The New York Times
March 22, 2011
Woe be to the S.E.C. lawyer who next draws Judge Jed S. Rakoff.
The Manhattan federal judge has again criticized the Securities and Exchange Commission over the way it strikes securities settlements.
On Monday, Judge Rakoff approved a $3 million agreement between the S.E.C. and Vitesse Semiconductor and three former executives over the improper accounting of revenue and the backdating of stock options. At the same time, he had plenty to say about the commission. He again chafed at what he described as the S.E.C. treating the court as a “rubber stamp.”
More significant, much of his opinion was aimed at the boiler-plate language hated by investors but found in nearly every securities regulatory settlement: “without admitting or denying wrongdoing.”
Wall Street firms prefer that language as a defense in shareholder lawsuits, and no doubt it makes it easier for regulators to achieve an enforcement action.
In his opinion, Judge Rakoff gave a quick primer on the history of the settlement practice, finding it origins earlier than what the agency itself said was standard from 1972 on. its legacy has been something less than desirable, he concluded:
The result is a stew of confusion and hypocrisy unworthy of such a proud agency as the S.E.C. The defendant is free to proclaim that he has never remotely admitted the terrible wrongs alleged by the S.E.C.; but, by gosh, he had better be careful not to deny them either (though, as one would expect, his supporters feel no such compunction). Only one thing is left certain: the public will never know whether the S.E.C.’s charges are true, at least not in a way that they can take as established by these proceedings.
This might be defensible if all that were involved was a private dispute between private parties. But here an agency of the United States is saying, in effect, “Although we claim that these defendants have done terrible things, they refuse to admit it and we do not propose to prove it, but will simply resort to gagging their right to deny it.”
In the case of Vitesse, Judge Rakoff found the terms of the settlement to be fair, reasonable and in the public interest, even while noting that “the proposal raises difficult questions of whether the S.E.C.’s practice of accepting settlements in which the defendants neither admit nor deny the S.E.C.’s allegations meets the standards necessary for approval by a district court.”
The judge’s skepticism about securities settlements came to the fore in September 2009, when he rejected a proposed $33 million settlement between the agency and Bank of America over its acquisition of Merrill Lynch.

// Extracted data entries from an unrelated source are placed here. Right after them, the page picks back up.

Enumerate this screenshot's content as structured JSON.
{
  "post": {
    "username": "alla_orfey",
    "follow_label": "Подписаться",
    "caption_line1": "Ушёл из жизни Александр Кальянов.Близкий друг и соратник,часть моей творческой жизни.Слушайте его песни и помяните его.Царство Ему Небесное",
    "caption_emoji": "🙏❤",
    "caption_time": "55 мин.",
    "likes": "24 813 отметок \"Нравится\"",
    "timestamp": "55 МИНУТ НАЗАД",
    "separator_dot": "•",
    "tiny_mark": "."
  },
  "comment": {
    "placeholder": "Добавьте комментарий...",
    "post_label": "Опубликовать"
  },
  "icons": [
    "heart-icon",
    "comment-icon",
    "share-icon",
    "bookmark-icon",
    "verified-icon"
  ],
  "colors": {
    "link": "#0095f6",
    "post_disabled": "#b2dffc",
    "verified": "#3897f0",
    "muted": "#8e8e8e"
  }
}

Quoting from Oscar Wilde’s “Lady Windermere’s Fan,” the judge noted in his ruling then that a cynic was someone “who knows the price of everything and the value of nothing.”
He wrote:The proposed Consent Judgment in this case suggests a rather cynical relationship between the parties: the S.E.C. gets to claim that it is exposing wrongdoing on the part of the Bank of America in a high-profile merger; the bank’s management gets to claim that they have been coerced into an onerous settlement by overzealous regulators. And all this is done at the expense, not only of the shareholders, but also of the truth.
In February 2010, the judge reluctantly approved a revised $150 million settlement with the bank.